これまでの研究は健常者を対象としたものが多く、睡眠障害のある人での検証は一部の疾患に限られています。健常者と比較した研究も少なく、疾患による測定精度の違いなどはまだ十分に明らかではありません[4]。このため、現時点では健常成人の睡眠習慣を大まかに知る目的での活用にとどまり、診療目的での活用には慎重さが求められます。
ウェアラブル機器は生活習慣の把握には役立つものの、睡眠段階を正確に判定する目的にはまだ限界があります。市販5機種を比較した研究では、総睡眠時間や睡眠効率はおおむね近い結果を示した一方で、睡眠段階(浅い・深い・レム睡眠)の判定精度は十分ではなく、機器間の誤差も大きいことが報告されています[5]。 また、睡眠中の覚醒を正しく検出できない傾向があり、短時間の途中覚醒は見落とされやすく、長時間の途中覚醒は実際より短く判定される傾向があります。こうした傾向は、体をあまり動かさずに起きている状態を検出しにくいという、市販ウェアラブル機器の構造上の特性などが関係していると考えられています。
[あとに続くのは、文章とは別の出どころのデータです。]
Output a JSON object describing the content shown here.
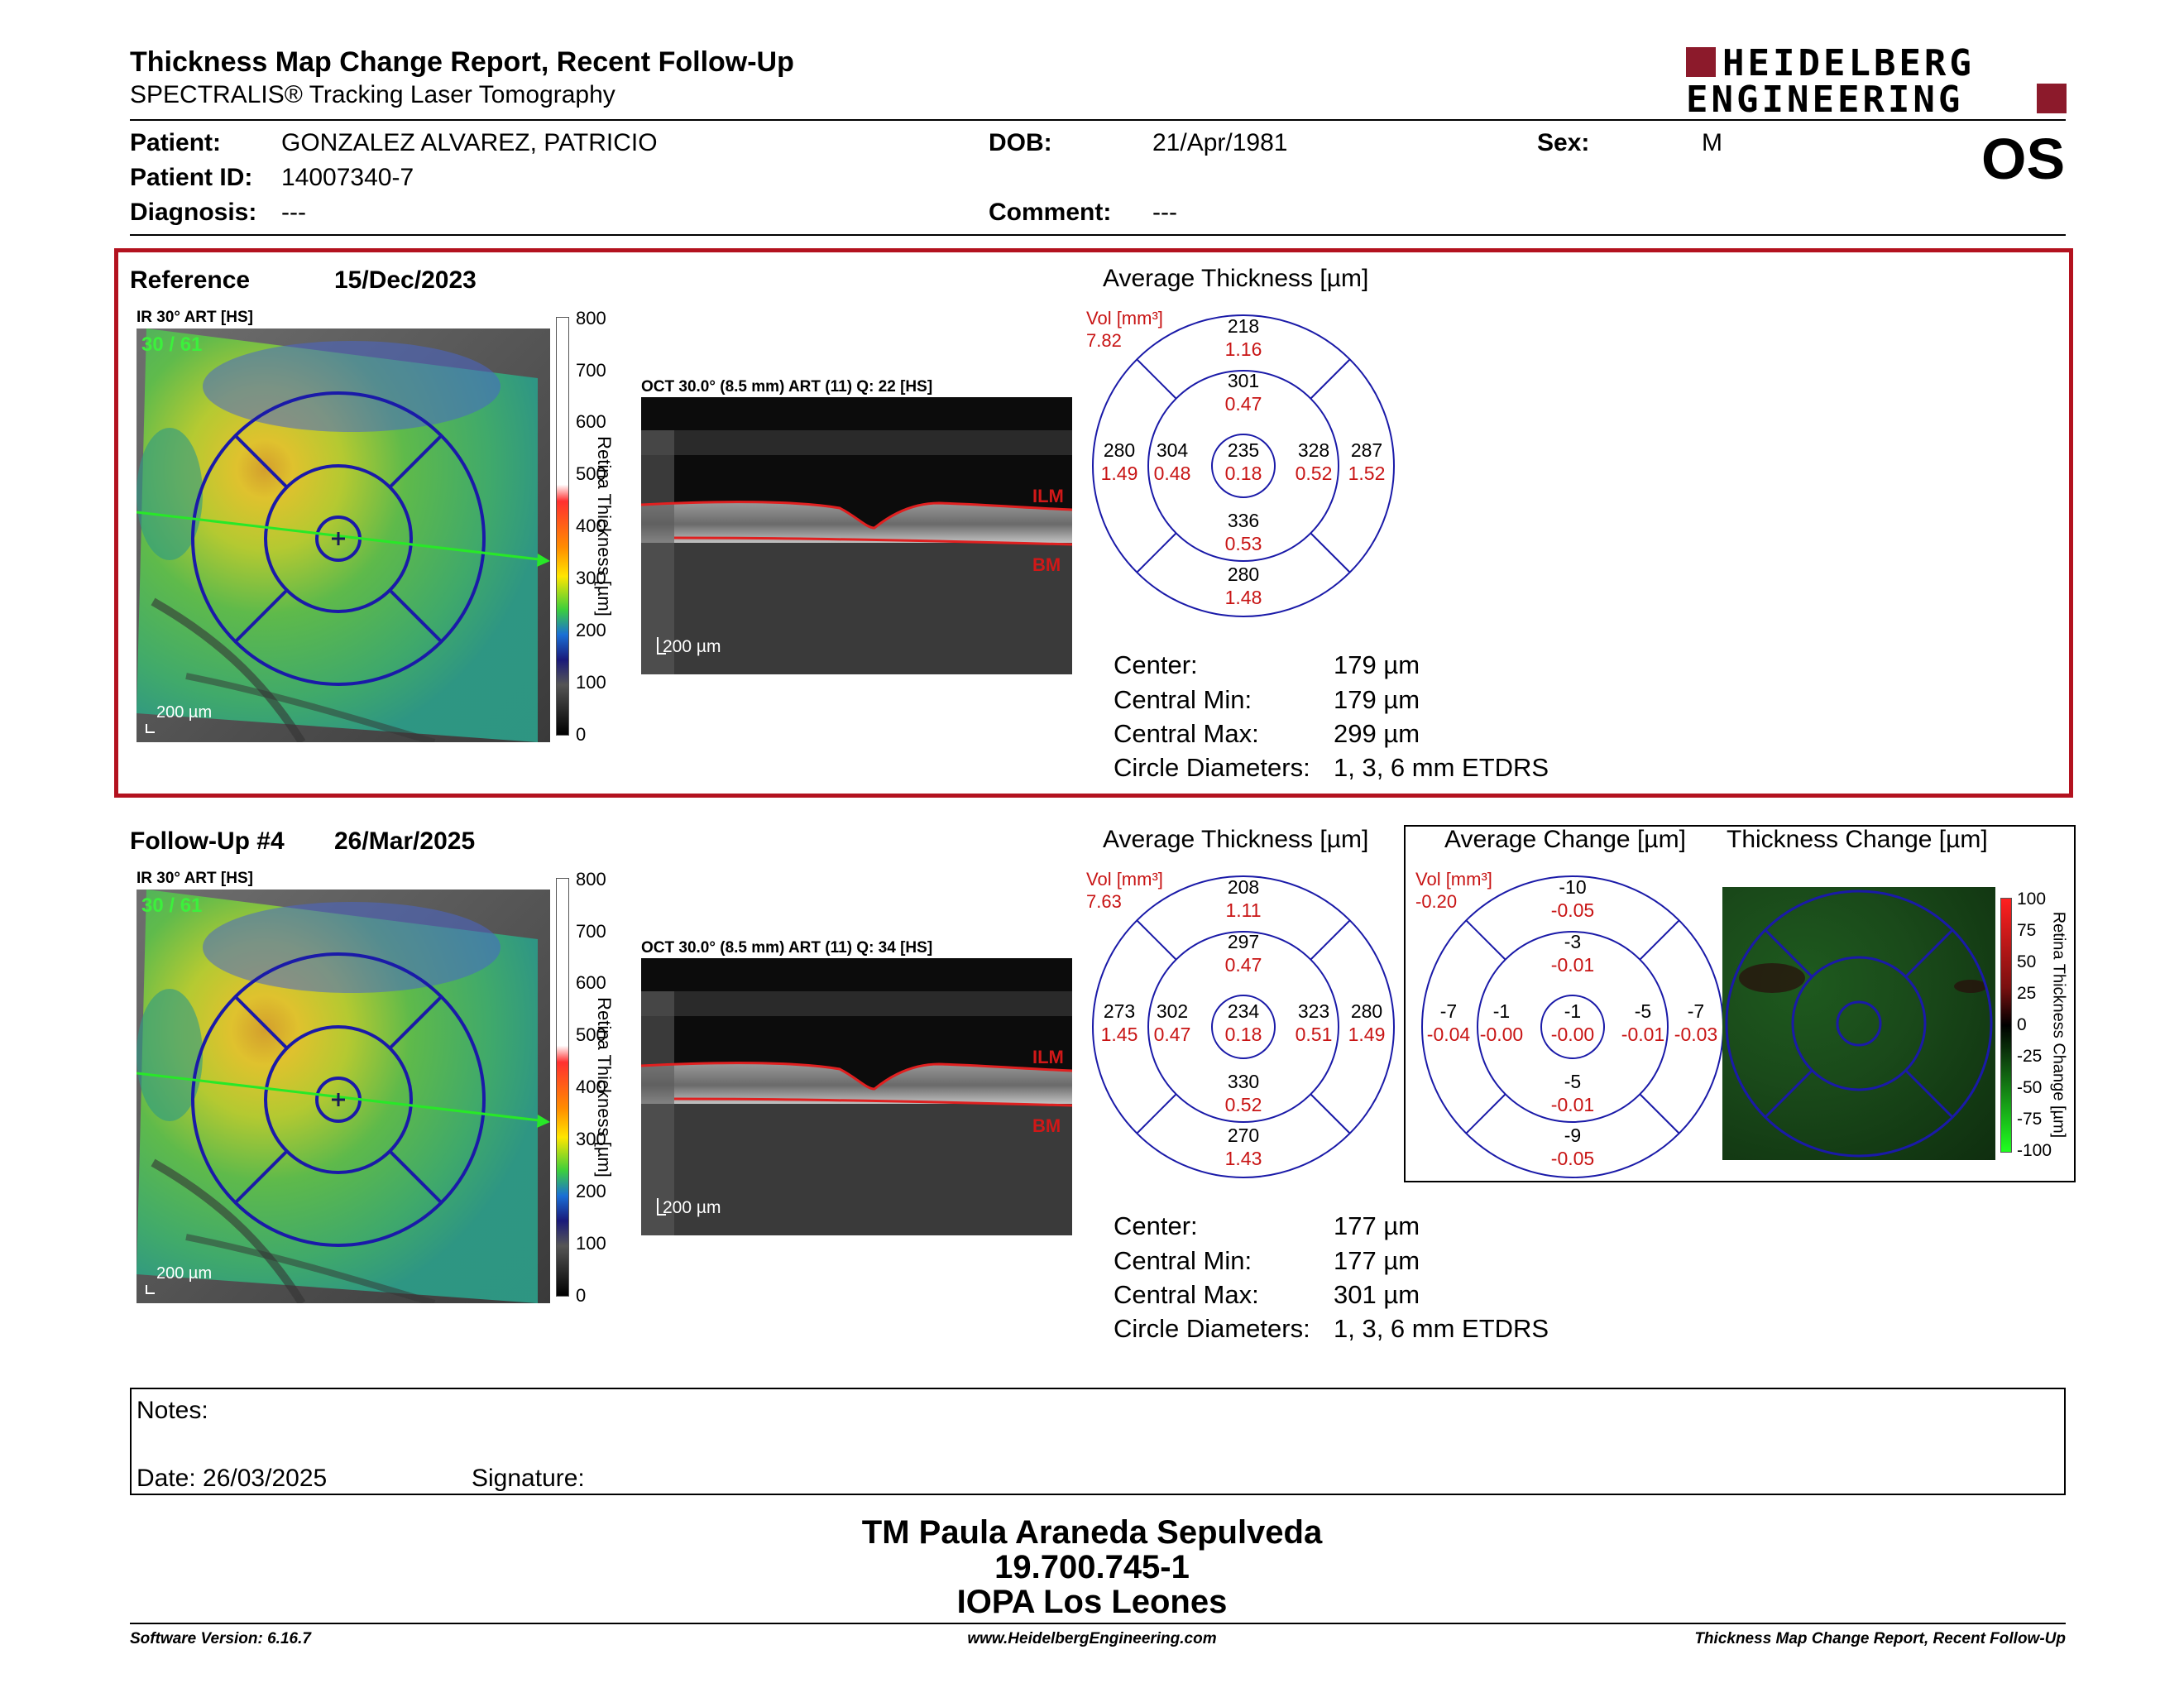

また、睡眠段階の判定精度には機種間で差がみられ、とくに深い睡眠を実際より多く判定する傾向が指摘されています(図)[6]。これらを踏まえると、生活習慣の把握には役立ちますが、診療目的での使用はまだ推奨されません。

睡眠検査の基本となるPSGは、信頼性の高い方法です。その一方で、解析の効率化をめざすAIや、生活習慣の把握に役立つウェアラブル機器の研究も進んでいます。現状の診療ではPSGと専門医による判定が中心ですが、AIをはじめとする新しい技術が将来的に補助的な役割を担う可能性が示されています。